I bumped into Rick Massimo of I Got a Song in a nearby Thai restaurant at the 2017 Brooklyn Folk Festival. We chatted about our folk passion, and I attended his workshop in which he presented a lively discussion about the changes in the folk landscape extending back to the 1960s and as any good folkie knows the Newport Folk Festival has some serious historical value when it comes to how the public perceive folk music.

As the major folk event of the 1960s the Newport Folk Festival is usually remembered as the moment when the darling of the folk world Bob Dylan went electric. Of course there are many myths to the event, but the politics are still raw today, and any book about the folk revival cannot ignore this moment as the commercial world taking a bit out of the folk apple.  Questions still abound about the why and how the result of this moment and few books penetrate the surface of the debate, but many must at least attempt it. 

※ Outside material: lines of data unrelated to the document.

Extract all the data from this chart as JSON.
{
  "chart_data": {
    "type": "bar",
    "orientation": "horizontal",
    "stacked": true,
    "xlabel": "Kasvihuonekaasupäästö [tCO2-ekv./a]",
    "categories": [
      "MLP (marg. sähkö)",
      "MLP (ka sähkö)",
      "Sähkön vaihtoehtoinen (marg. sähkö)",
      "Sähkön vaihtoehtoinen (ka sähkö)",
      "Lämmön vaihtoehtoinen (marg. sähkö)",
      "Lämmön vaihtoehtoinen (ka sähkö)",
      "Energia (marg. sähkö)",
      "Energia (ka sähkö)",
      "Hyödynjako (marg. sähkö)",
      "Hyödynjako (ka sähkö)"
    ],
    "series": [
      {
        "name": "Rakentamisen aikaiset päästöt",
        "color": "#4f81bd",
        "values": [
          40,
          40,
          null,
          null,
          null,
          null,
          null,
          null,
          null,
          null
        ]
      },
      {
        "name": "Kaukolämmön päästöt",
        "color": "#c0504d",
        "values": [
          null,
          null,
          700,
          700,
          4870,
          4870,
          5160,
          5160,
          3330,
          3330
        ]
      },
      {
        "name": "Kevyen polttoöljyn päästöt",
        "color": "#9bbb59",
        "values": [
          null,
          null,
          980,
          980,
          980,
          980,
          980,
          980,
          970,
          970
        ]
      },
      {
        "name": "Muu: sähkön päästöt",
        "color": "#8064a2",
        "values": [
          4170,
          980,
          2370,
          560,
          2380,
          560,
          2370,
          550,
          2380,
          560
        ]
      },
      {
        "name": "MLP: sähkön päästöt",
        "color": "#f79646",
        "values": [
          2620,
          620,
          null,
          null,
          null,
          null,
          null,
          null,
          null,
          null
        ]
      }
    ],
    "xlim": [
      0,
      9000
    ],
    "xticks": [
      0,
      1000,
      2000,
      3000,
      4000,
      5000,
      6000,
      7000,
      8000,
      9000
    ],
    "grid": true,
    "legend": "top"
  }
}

I Got A Song is a fascinating read as it both educational and entertaining. Two terms that seem inseparable to what a folk event should never forget, but in some part seem to missing from how it's being managed today. Some parts of the book I skipped over, such as those that went into the minutiae of the relationships of the various memory agents and bookers who control this platform. Other parts are very revealing in unexpected ways as Jim James, a regular performer now, waxes lyrical about what the festival symbolizes, and I couldn't help but notice that he is also on the board for selecting artists. I'm sure this is problematic in more ways than one. 

Tickets sell out fast these days, and it has become fashionable and successful, and as the book explains there is a new audience now as some of the old folks seem to dislike successful things. Really? Maybe that'd like to go to something that is less commercial? Maybe more educational?  Maybe you should have a read yourself and let me know you thoughts. Thanks Rick Massimo for taking on this difficult topic and providing us with grist for the mill.